Lawsuit to Reform Harmful Oklahoma Child Welfare System May Proceed as Class Action, Federal Appeals Court Rules

DENVER, CO — Strongly rejecting state officials’ claims that a district court judge abused his discretion in granting class action status to a lawsuit aimed at reforming the harmful child welfare system of Oklahoma, the 10th Circuit Court of Appeals in Denver today unanimously upheld the lower court’s May 2009 decision to allow the lawsuit to proceed on behalf of all of the more than 10,000 abused and neglected children in state custody.

Children’s Rights joined a team of Oklahoma attorneys and the international law firm Kaye Scholer in filing the lawsuit known as D.G. v. Henry in February 2008, charging the state Department of Human Services (DHS) with violating the constitutional rights of children by routinely placing them in unsafe, unsupervised, and unstable situations in which many suffer further abuse — and some die — due to the department’s longstanding failure to correct widespread problems that prevent it from providing adequate care and protection.

In its appeal of the district court’s decision to grant the case class action status, the state argued that the abuse suffered by some children in state foster homes (1.2 percent, according to the children’s complaint to the federal court) did not imply risk to all children in the custody of the state’s child welfare system.

“This argument entirely misses the mark,” wrote the appeals court in (PDF). “The fact that 1.2% of OKDHS foster children reported abuse or neglect does not mean the rest of the class was not exposed to an impermissible risk of serious harm. In theory, 100% of foster children could live under an imminent threat of serious harm, but only 1.2% ultimately suffer and report abuse or neglect.”

The court further rejected the state’s claim that the class proposed by plaintiffs lacked the cohesiveness necessary to enable the federal court to grant relief that would be appropriate for the class as a whole.
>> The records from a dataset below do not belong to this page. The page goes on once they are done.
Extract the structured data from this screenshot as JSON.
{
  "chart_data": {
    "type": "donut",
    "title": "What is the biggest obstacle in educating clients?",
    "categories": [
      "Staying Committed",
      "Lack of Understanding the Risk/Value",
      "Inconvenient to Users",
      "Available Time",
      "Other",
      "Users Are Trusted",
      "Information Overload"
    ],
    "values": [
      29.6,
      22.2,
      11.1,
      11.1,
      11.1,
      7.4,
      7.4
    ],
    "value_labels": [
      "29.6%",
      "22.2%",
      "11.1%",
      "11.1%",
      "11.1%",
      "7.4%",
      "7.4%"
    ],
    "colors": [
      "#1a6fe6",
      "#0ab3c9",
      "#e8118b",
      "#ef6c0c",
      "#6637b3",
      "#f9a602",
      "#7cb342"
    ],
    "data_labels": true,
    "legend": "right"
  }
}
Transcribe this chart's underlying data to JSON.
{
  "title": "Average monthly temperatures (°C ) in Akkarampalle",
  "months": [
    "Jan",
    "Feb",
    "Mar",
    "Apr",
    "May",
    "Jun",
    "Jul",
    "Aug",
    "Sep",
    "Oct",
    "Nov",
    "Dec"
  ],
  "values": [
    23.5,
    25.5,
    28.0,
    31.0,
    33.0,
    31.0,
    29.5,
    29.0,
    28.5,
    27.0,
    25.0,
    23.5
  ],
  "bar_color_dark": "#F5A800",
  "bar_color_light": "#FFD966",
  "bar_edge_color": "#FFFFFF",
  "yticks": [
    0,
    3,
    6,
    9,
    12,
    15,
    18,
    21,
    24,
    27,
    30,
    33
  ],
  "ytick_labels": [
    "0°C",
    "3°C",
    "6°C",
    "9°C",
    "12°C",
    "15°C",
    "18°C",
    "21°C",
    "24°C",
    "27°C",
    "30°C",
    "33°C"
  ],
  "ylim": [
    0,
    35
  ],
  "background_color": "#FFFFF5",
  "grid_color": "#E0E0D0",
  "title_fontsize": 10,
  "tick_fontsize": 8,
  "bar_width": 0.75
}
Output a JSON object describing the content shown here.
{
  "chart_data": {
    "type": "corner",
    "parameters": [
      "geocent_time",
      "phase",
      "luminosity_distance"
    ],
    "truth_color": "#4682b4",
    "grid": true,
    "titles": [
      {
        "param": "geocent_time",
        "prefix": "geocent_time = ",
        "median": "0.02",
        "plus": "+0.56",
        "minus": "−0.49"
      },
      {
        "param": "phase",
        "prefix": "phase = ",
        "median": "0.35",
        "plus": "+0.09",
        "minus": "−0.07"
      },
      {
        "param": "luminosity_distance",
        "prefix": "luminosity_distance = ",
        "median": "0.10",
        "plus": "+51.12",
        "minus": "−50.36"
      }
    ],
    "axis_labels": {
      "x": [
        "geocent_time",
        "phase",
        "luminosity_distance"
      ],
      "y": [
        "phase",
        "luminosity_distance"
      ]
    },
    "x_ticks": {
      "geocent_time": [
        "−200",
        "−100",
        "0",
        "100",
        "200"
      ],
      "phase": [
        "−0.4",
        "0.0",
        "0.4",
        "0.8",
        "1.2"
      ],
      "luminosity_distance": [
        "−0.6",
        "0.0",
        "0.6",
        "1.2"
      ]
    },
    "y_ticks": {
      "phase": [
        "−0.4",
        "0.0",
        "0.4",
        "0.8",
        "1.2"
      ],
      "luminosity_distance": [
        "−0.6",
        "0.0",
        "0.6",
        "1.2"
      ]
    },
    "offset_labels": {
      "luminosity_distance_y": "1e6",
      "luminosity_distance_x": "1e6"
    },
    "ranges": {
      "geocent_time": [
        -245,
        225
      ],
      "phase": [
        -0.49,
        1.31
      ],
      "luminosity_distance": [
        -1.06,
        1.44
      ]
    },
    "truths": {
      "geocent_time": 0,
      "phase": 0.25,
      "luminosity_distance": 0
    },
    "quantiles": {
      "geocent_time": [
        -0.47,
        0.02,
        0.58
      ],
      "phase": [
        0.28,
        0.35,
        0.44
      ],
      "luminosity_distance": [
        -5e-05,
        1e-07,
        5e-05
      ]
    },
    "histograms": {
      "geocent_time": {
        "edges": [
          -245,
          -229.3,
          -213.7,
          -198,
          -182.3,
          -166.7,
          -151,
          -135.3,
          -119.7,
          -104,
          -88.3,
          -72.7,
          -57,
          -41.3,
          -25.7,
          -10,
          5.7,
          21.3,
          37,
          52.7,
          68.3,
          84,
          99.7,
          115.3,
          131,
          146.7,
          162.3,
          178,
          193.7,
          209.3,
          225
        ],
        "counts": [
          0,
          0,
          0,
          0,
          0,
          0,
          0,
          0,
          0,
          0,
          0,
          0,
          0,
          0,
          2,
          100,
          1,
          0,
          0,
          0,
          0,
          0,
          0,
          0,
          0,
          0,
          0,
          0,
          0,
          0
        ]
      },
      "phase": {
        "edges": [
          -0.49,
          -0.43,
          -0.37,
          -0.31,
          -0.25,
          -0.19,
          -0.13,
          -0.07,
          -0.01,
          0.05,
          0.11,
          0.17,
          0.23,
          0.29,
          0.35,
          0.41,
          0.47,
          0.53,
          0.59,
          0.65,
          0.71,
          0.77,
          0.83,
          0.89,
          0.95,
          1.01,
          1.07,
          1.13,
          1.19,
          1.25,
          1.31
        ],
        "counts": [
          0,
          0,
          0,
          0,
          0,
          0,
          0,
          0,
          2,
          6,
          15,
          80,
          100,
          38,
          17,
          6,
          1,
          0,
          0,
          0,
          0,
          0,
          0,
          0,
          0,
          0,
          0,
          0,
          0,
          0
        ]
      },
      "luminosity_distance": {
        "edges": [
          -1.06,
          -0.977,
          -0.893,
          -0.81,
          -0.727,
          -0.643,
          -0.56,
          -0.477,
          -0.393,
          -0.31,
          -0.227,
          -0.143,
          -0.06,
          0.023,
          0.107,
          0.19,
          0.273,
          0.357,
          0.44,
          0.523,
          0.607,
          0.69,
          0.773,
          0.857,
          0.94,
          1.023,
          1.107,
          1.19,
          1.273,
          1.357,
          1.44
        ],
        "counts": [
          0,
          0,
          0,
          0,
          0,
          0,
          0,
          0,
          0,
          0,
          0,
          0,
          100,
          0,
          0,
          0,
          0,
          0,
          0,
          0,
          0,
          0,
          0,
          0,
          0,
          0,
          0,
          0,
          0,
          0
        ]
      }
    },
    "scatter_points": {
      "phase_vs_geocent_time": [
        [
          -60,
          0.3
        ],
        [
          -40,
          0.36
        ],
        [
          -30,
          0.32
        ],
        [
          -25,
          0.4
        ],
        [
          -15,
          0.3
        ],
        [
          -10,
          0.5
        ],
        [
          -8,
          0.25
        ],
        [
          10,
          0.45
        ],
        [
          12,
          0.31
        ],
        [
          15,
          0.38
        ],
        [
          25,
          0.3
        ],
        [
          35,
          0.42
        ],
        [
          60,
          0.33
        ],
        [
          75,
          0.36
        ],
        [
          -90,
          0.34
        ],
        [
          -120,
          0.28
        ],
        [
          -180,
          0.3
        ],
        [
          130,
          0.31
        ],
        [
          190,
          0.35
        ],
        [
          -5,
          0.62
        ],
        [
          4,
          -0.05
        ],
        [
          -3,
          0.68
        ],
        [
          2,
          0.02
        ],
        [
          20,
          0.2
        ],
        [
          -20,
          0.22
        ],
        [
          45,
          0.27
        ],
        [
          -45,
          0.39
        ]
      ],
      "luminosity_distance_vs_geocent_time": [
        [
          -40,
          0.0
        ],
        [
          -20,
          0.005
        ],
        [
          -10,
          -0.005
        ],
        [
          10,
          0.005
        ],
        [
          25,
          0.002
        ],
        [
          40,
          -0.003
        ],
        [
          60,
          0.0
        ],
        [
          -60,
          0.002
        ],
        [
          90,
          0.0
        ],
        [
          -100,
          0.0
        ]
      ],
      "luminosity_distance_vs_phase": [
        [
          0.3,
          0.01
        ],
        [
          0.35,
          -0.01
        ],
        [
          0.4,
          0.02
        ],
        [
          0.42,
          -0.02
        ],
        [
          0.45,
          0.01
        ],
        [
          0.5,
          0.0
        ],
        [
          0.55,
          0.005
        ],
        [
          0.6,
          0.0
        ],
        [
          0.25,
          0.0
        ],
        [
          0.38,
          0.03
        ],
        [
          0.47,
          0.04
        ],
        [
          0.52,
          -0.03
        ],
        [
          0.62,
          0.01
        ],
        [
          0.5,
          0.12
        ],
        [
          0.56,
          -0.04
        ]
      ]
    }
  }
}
Among the measures proposed by Children’s Rights attorneys are limits on child welfare workers’ caseloads and frequent, required visits to children in the custody of the state child welfare system.

“This is a strong affirmation of children’s right to seek relief in federal court for the harm they have suffered at the hands of dysfunctional child welfare systems, and we will now press on in our campaign on their behalf to secure an enforceable order from the court requiring the state to dramatically improve its treatment of all of the vulnerable children it serves,” said Marcia Robinson Lowry, executive director of Children’s Rights.

“It is also a strong rejection of the arguments state officials have made in trying to prevent this case from moving forward,” Lowry said. “It is time for them now to stop delaying the process of reform through all manner of costly and time-consuming legal maneuvering and begin fixing at last the widespread problems that continue to put thousands of children at risk of great harm every day.”